If you lease or finance leases for equipment of any kind, be it a forklift, a copier, an oven, furniture, or a solar panel, there are only three rules of business you need to remember: perfect, perfect, perfect. But that’s only one word, you say. True, but as we discuss below, that one word is critically important.
Leasing a piece of equipment is no different than loaning someone money. You expect to be paid a return on your asset during the lease period. However, if the lessee encounters financial trouble during the lease and files bankruptcy, or even goes out of business, what happens to your forklift, copier, oven, furniture, or solar panel? Do you get them back? Or are they liquidated to pay off creditors? And what happens to your investment in that equipment or the remaining money owed on the lease? Where do you stand in line to be paid off?
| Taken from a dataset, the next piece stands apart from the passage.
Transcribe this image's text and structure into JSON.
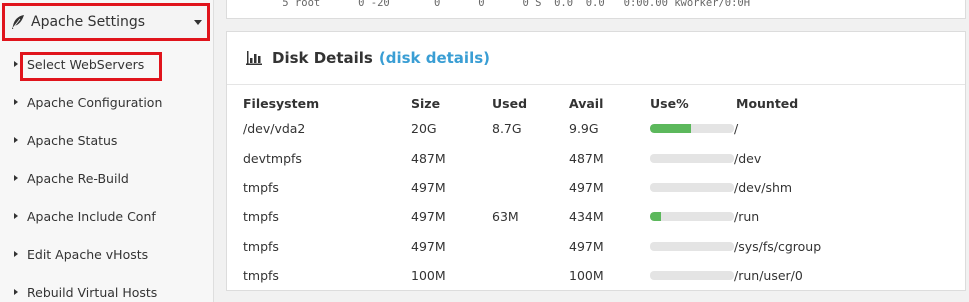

Are you even in the line at all?
If you don’t know the answer to these questions, you need to find out — otherwise you’re putting yourself and your asset(s) at risk. Fortunately, you’ve come to the right place to learn the answer.
First, a definition: For the purposes of this discussion, “equipment” is defined as something you lease to someone which the lessee (or debtor) will retain for use in their business or home. We’re not talking about inventory that will later be sold by your customer, such as cars or trucks at a dealership. That’s a different topic.
Now, let’s say you’ve agreed to lease the equipment. What do you need to do to mitigate your risk and protect your position? Under the Uniform Commercial Code (UCC), you need to file (or perfect) a lien with the state in which that equipment is located, within 20 days of delivery (what “delivery” ultimately means is legally left up to you, the lessor, although it’s best to be consistent in all cases). Why? Because the lien ensures your place in the line of creditors should the lessee or debtor file bankruptcy or go out of business. With a perfected lien in place, you become a secured creditor.
In most cases for liens, it’s “first filed, first served” (unless a government or taxing entity is involved, in which case they’re almost always at the front of the line). If another business or bank has filed a lien against the lessee before you, then they would have first dibs on assets.
However, the UCC has a special provision called Purchase Money Security Interest (PMSI) designed especially to protect equipment lessors. Provided you properly file or perfect a lien, this key provision gives you first priority on recovering your own equipment in the case of bankruptcy or non-payment. But — and this is critically important — you have to file (or perfect) to be covered.
Delay or failure to file or perfect a lien puts you, your equipment, your investment in that equipment, and perhaps even your entire business at risk. Without a perfected lien, you could lose any or all of them should you wind up trying to recover in bankruptcy court. Secured creditors always come first when it comes to dividing the lessee’s assets, and without a perfected lien, you are not secured.